ECLI:NL:RVS:2025:3729
Raad van State
- Hoger beroep
- Rechtspraak.nl
Hoger beroep tegen afwijzing verblijfsvergunning regulier voor bepaalde tijd
In deze zaak gaat het om het hoger beroep van een appellant tegen de afwijzing van zijn aanvraag voor een verblijfsvergunning regulier voor bepaalde tijd door de staatssecretaris van Justitie en Veiligheid.

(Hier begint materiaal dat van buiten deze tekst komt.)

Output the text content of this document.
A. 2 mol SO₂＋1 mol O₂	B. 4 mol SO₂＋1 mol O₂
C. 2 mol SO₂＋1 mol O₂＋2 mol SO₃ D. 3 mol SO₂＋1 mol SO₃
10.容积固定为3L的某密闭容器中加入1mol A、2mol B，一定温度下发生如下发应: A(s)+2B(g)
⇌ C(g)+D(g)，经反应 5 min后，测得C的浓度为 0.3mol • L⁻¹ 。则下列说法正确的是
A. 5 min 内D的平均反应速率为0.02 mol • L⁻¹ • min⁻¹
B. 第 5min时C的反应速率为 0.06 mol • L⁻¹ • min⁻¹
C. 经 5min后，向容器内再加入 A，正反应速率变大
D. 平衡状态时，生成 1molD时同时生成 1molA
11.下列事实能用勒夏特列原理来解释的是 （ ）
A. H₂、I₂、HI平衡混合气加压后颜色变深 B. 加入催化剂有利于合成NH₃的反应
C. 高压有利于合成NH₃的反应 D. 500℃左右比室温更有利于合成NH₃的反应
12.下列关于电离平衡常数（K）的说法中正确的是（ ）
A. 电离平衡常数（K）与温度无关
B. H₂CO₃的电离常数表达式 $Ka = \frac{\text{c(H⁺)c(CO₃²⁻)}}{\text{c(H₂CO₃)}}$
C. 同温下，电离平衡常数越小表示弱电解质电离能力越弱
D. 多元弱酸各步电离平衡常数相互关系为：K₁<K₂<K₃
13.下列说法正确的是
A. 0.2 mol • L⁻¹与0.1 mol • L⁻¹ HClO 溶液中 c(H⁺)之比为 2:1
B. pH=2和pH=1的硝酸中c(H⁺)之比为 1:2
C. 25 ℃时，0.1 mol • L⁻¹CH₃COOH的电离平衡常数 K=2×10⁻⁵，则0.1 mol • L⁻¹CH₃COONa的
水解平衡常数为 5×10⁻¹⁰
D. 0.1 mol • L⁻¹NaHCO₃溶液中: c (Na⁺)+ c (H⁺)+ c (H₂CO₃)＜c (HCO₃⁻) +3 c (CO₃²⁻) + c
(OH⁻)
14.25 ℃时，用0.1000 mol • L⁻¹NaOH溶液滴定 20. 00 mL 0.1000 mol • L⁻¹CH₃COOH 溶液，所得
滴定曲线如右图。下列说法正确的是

De aanvraag werd afgewezen op 31 juli 2024. De staatssecretaris verklaarde het bezwaar van de appellant ongegrond op 14 januari 2025. De rechtbank Den Haag, zittingsplaats Arnhem, verklaarde op 16 april 2025 het beroep van de appellant ongegrond. De appellant, vertegenwoordigd door mr. I. Özkara, heeft hoger beroep ingesteld tegen deze uitspraak.
De Afdeling bestuursrechtspraak van de Raad van State heeft op 7 augustus 2025 uitspraak gedaan. Het hoger beroep is ongegrond verklaard. De Afdeling bevestigt de uitspraak van de rechtbank en oordeelt dat het hogerberoepschrift geen vragen bevat die in het belang van de rechtseenheid, de rechtsontwikkeling of de rechtsbescherming in algemene zin beantwoord moeten worden. De Afdeling verwijst naar een eerdere uitspraak van 9 juli 2025, waarin een vergelijkbare rechtsvraag is behandeld. De minister van Asiel en Migratie hoeft geen proceskosten te vergoeden.
De uitspraak is gedaan door mr. B. Meijer, lid van de enkelvoudige kamer, in tegenwoordigheid van mr. M.A. Huizer, griffier. De beslissing is openbaar uitgesproken op 7 augustus 2025.